3. Increased advertiser revenue. In this marketplace, of which we are very acutely aware, financial firms are guarding their wallets exceptionally well at the moment. ADVFN’s mainstay advertisers are the spread betting and CFD firms and reports from the likes of LCG and the goliath that is IG have not painted a pretty picture re profitability. One of the first areas to be cut in a downturn is, of course, marketing and a glance at ADVFN’s website shows a lot of their own “ebook” promo’s taking up banner space that was previously reserved for 3rd party paying advertisers as well as likely “non sticky”/ repeat players like film funding and student housing sellers. Another ominous sign...

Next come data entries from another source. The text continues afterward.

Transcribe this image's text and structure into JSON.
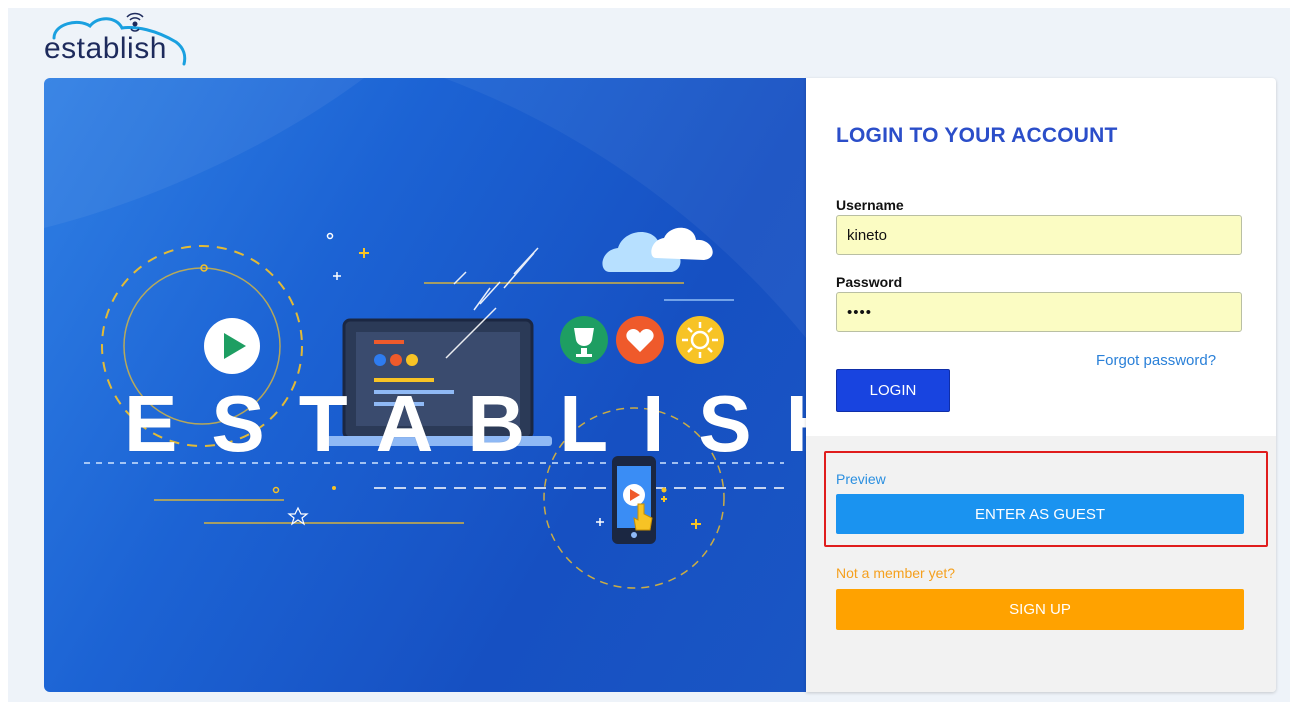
{
  "brand": {
    "logo_text": "establish"
  },
  "hero": {
    "word": "ESTABLISH",
    "colors": {
      "bg_start": "#2f7fe4",
      "bg_end": "#1650c2",
      "accent_yellow": "#f7c325",
      "accent_green": "#1e9e62",
      "accent_orange": "#ef5a2b"
    }
  },
  "login": {
    "title": "LOGIN TO YOUR ACCOUNT",
    "username_label": "Username",
    "username_value": "kineto",
    "password_label": "Password",
    "password_value": "••••",
    "forgot_link": "Forgot password?",
    "login_button": "LOGIN"
  },
  "guest": {
    "preview_label": "Preview",
    "enter_button": "ENTER AS GUEST"
  },
  "signup": {
    "prompt": "Not a member yet?",
    "button": "SIGN UP"
  },
  "colors": {
    "title_blue": "#2b4ec9",
    "login_button": "#1844e0",
    "guest_button": "#1a93f0",
    "signup_button": "#ffa200",
    "highlight_red": "#e01d1d",
    "input_fill": "#fbfcc3"
  },
  "icons": [
    "cloud-wifi-logo-icon",
    "play-icon",
    "trophy-icon",
    "heart-icon",
    "sun-icon",
    "cloud-icon",
    "smartphone-icon",
    "pointer-hand-icon",
    "laptop-icon"
  ]
}
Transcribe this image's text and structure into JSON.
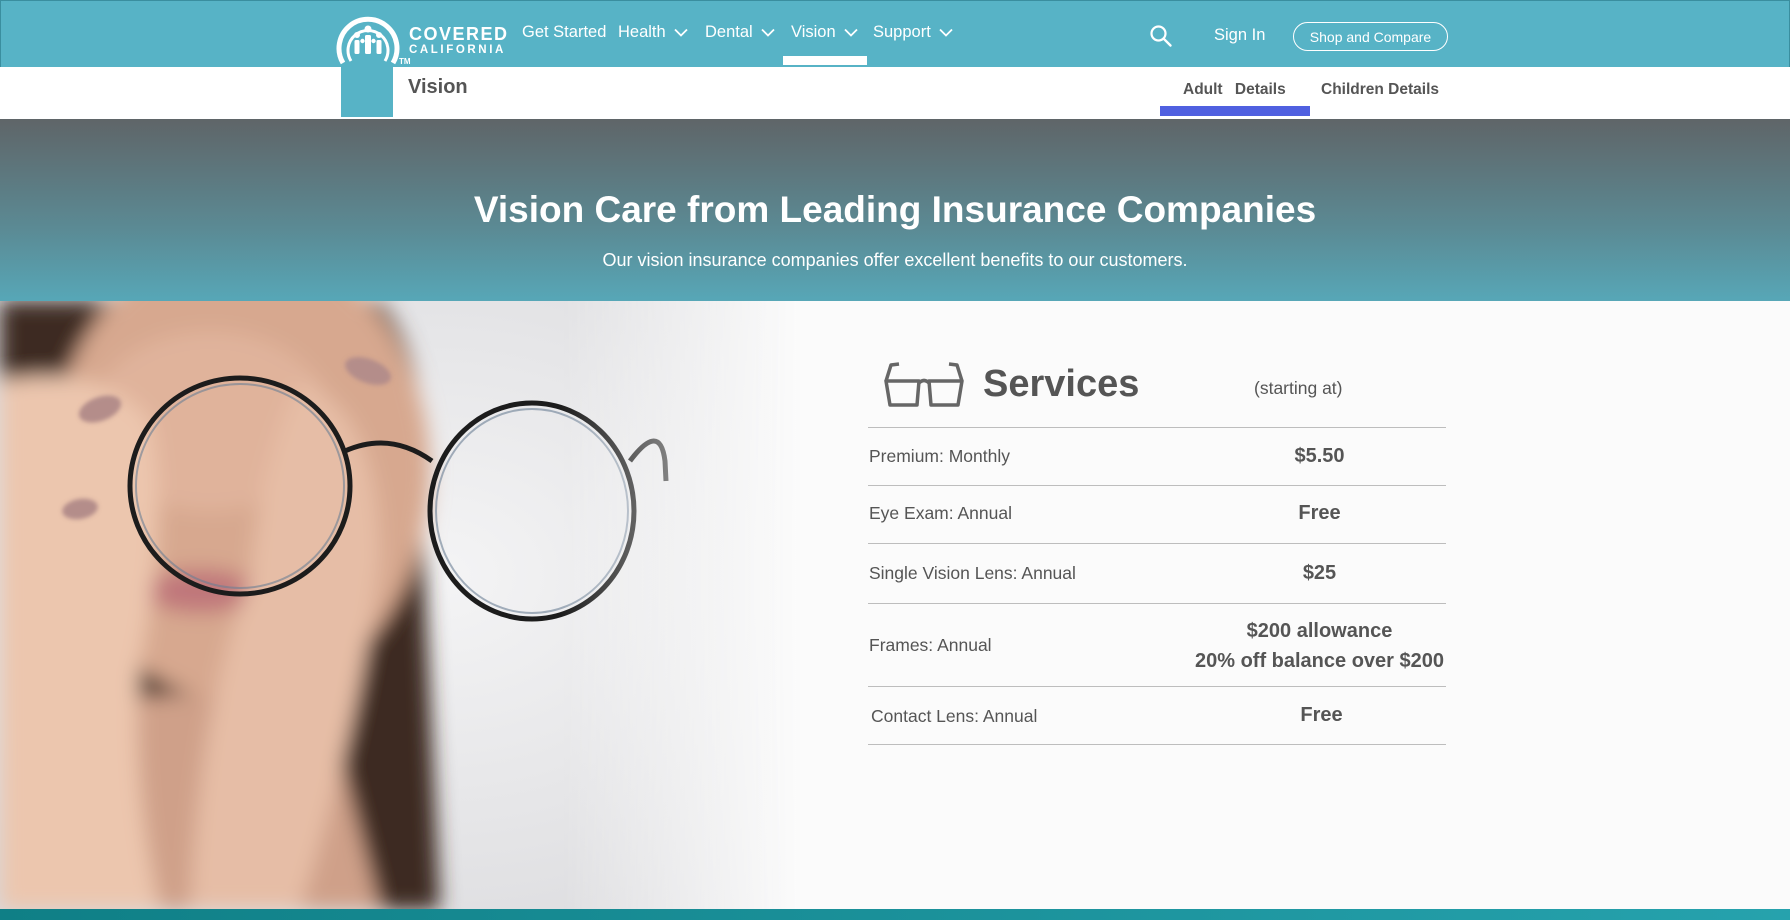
{
  "brand": {
    "line1": "COVERED",
    "line2": "CALIFORNIA",
    "tm": "TM"
  },
  "nav": {
    "items": [
      {
        "label": "Get Started",
        "has_dropdown": false
      },
      {
        "label": "Health",
        "has_dropdown": true
      },
      {
        "label": "Dental",
        "has_dropdown": true
      },
      {
        "label": "Vision",
        "has_dropdown": true,
        "active": true
      },
      {
        "label": "Support",
        "has_dropdown": true
      }
    ],
    "search_icon": "search-icon",
    "sign_in": "Sign In",
    "shop_compare": "Shop and Compare"
  },
  "subnav": {
    "title": "Vision",
    "links": [
      {
        "label": "Adult Details",
        "active": true
      },
      {
        "label": "Children Details",
        "active": false
      }
    ]
  },
  "hero": {
    "title": "Vision Care from Leading Insurance Companies",
    "subtitle": "Our vision insurance companies offer excellent benefits to our customers."
  },
  "services": {
    "icon": "glasses-icon",
    "title": "Services",
    "starting_at": "(starting at)",
    "rows": [
      {
        "label": "Premium: Monthly",
        "value": "$5.50"
      },
      {
        "label": "Eye Exam: Annual",
        "value": "Free"
      },
      {
        "label": "Single Vision Lens: Annual",
        "value": "$25"
      },
      {
        "label": "Frames: Annual",
        "value": "$200 allowance",
        "value2": "20% off balance over $200"
      },
      {
        "label": "Contact Lens: Annual",
        "value": "Free"
      }
    ]
  },
  "colors": {
    "nav_bg": "#57b3c6",
    "active_underline": "#5060e0",
    "text_gray": "#555555",
    "footer_teal": "#0f7f86"
  }
}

Taking all the above into context — a woefully undercapitalised balance sheet, intense and intensifying price competition for their subscriber service, a very difficult advertising backdrop and the total absence of any Director’s commitment by way of share purchasing (aside from very low base option exercises) in recent years, then here at SBM we will be shocked if there is not a profits warning to come or a capital raising during 2013 and perhaps both. Mr Chamber’s statement in October of last year, “The future for ADVFN is bright. We have more opportunities now than ever before, as much competition fades. Market conditions appear to change a great deal more than our business performance and affect us a good deal less than others. This allows us to look forward with confidence. We feel it is fair to say bear markets do not last forever”, will come back to haunt him (and his investors) we think. The only other cash outside a capital raising and natural revenues that the company may have coming in is linked to the “sale” of its subsidiary Equity Holdings to Brian Basham and where Basham is potentially liable to pay £50k p.a. Hardly likely to make a dent! Here’s an interesting and important point to make to novice traders/investors — market capitalisations of stocks can remain disjointed from fundamentals for a long time, but when a company needs to raise capital, and particularly from third party investors, the “chickens generally come home to roost” as the new investors take a dispassionate look at the true fundamental worth of the business. This situation was illustrated exceptionally clearly in another stock we have covered extensively in our publication — Ceres Power. When their backs were against it, they were unable to raise capital from existing shareholders, and ultimately from a pre placing share price of over 10p, they raised capital at 1p. Unless Mr Chambers can convince someone else that his business is really worth almost £30m or, most unlikely given the Directors record in recent years, put his hand in his own pocket and fund up the likely required cash, then we foresee the same scenario here — a rebasing to the true fundamental worth of the company which we think is around 1p per share. Disclosure – SBM contributors intend to take a short position in ADVFN, 72 hours after the publication of this feature.